Pasmore was a posh boy who went to Harrow, then when his dad died had to go out to work. And never got to art school. But he carried on as a Sunday painter, and eventually became a founder of the Euston Road Group. This really important school of grubby painters who carried on painting depressed and unhappy grim scenes of London life showed artists turning the run-down into the art subject. There’s a book to be written about this grey-minded group of painters whose work was of course carried on by the great pastichist Lucian Freud. He whose work sells for millions and millions now, each painting a kind of deliberate attempt at seeing the world as uglily as possible.

But the Euston Road, and Walter Sickert and the French were all doing it before the late great Lucian Freud, who a bit like his granddad Sigmund saw the world through shit-coloured glasses.

The Pasmore won’t bowl you over like the Nolan, I venture to guess, but they both stand as formidable exhibitions that must be seen. I particularly relate to Pasmore and all the early greyness of his work. And then his sudden change to squiggles and bits and pieces of paint stains unrelated to objects may well make you contemplative.

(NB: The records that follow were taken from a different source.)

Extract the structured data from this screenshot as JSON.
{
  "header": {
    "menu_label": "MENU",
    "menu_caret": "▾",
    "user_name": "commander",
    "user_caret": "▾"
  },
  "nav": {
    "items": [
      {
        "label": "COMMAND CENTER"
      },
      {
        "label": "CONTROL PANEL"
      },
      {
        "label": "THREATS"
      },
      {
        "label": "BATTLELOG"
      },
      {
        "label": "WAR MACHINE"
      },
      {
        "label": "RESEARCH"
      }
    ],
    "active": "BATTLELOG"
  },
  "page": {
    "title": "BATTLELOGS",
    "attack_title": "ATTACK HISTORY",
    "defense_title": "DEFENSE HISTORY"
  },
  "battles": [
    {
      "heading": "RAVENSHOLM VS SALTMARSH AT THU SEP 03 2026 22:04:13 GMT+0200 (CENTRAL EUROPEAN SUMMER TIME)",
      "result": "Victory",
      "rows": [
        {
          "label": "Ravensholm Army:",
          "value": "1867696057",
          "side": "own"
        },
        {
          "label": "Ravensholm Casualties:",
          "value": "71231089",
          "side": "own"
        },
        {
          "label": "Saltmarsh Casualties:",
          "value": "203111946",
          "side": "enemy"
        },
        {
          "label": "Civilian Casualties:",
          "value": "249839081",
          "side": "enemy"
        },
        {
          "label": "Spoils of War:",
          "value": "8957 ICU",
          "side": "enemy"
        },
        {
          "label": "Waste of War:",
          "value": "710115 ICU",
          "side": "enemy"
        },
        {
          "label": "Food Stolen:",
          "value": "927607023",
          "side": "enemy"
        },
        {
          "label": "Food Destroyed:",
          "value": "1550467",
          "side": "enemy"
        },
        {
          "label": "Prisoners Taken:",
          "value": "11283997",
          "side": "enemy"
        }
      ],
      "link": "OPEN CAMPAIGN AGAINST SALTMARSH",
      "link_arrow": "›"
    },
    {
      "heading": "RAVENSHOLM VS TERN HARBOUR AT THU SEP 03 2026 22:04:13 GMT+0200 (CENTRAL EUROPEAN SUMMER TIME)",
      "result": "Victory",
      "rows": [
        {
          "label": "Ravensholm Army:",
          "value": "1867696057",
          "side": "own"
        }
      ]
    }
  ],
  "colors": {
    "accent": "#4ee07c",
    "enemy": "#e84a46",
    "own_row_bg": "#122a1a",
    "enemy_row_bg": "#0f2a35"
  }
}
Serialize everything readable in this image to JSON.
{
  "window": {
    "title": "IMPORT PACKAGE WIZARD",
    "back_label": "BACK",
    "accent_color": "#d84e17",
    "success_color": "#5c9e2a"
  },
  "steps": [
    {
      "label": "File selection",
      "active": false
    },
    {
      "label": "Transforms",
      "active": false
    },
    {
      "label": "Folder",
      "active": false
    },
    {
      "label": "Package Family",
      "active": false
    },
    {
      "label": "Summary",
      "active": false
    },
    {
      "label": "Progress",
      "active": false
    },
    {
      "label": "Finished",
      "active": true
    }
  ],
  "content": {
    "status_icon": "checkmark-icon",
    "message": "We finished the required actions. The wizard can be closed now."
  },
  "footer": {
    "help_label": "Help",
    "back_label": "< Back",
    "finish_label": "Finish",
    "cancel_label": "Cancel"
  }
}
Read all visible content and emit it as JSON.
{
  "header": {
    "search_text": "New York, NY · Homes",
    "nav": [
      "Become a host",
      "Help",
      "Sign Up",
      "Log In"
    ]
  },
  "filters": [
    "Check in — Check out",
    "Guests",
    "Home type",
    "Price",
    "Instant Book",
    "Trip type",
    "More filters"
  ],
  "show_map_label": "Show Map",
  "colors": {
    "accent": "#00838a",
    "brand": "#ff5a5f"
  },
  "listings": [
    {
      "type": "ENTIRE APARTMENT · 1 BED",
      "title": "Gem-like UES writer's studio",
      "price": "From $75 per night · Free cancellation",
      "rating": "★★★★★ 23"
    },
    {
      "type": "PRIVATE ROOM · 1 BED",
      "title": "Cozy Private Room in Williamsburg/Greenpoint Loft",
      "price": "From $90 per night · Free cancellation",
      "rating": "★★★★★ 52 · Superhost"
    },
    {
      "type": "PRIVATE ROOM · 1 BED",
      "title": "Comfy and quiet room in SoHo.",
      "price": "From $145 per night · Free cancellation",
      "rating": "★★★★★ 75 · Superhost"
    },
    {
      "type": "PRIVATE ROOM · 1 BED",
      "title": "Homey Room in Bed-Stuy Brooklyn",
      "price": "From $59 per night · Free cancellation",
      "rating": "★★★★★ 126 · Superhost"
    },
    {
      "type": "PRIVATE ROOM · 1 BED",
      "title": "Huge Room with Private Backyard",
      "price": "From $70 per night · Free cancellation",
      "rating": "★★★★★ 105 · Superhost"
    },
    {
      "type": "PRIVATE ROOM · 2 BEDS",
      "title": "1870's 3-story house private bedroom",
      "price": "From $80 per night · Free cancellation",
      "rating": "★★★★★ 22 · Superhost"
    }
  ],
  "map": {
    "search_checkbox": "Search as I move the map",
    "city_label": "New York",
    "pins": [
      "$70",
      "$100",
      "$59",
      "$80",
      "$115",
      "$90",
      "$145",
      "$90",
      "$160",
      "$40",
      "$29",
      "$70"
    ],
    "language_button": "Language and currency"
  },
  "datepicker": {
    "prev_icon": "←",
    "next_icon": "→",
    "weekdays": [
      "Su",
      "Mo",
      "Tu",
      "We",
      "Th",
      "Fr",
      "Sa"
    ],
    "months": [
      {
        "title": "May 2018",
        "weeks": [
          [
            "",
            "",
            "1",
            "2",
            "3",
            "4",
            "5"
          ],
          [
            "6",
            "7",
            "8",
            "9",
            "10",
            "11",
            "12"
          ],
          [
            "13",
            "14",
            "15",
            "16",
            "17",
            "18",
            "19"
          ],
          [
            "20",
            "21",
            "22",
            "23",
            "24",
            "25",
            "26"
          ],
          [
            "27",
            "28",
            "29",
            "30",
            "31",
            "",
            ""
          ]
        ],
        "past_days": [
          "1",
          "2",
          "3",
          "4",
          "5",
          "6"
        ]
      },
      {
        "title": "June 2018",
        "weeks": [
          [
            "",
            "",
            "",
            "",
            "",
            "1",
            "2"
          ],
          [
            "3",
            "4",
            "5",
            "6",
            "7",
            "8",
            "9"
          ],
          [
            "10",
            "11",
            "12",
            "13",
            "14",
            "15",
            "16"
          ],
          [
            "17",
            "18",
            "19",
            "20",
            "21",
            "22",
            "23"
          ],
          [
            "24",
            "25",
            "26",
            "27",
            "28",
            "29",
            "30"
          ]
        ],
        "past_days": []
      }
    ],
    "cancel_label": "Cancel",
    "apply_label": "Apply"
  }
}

Anyway, here we are in the middle of an election campaign and I have been saying so many sane and serious and sensible things lately I thought I’d jump on the train and disappear into England’s greenery; hence the lack of mention of Trump, May, Brexit, or rotten things about Jeremy.

One of the most abiding memories of my trip though, in the nature of the weirdness of memory and human cognition, was the young man sitting on a wall exposing his rear crevice; complete with the largest array of spots and boils I have seen since the 1950s when we all seemed spotted and boiled up.

Not being a GP I did not intervene; but if he does recognise the above portrait of himself I reckon he should get round to the surgery and get those impurities traced to their source within his dysfunctional system. Prevention, by the by, is the best medicine. The large bottle of Coke he was guzzling might not be helpful.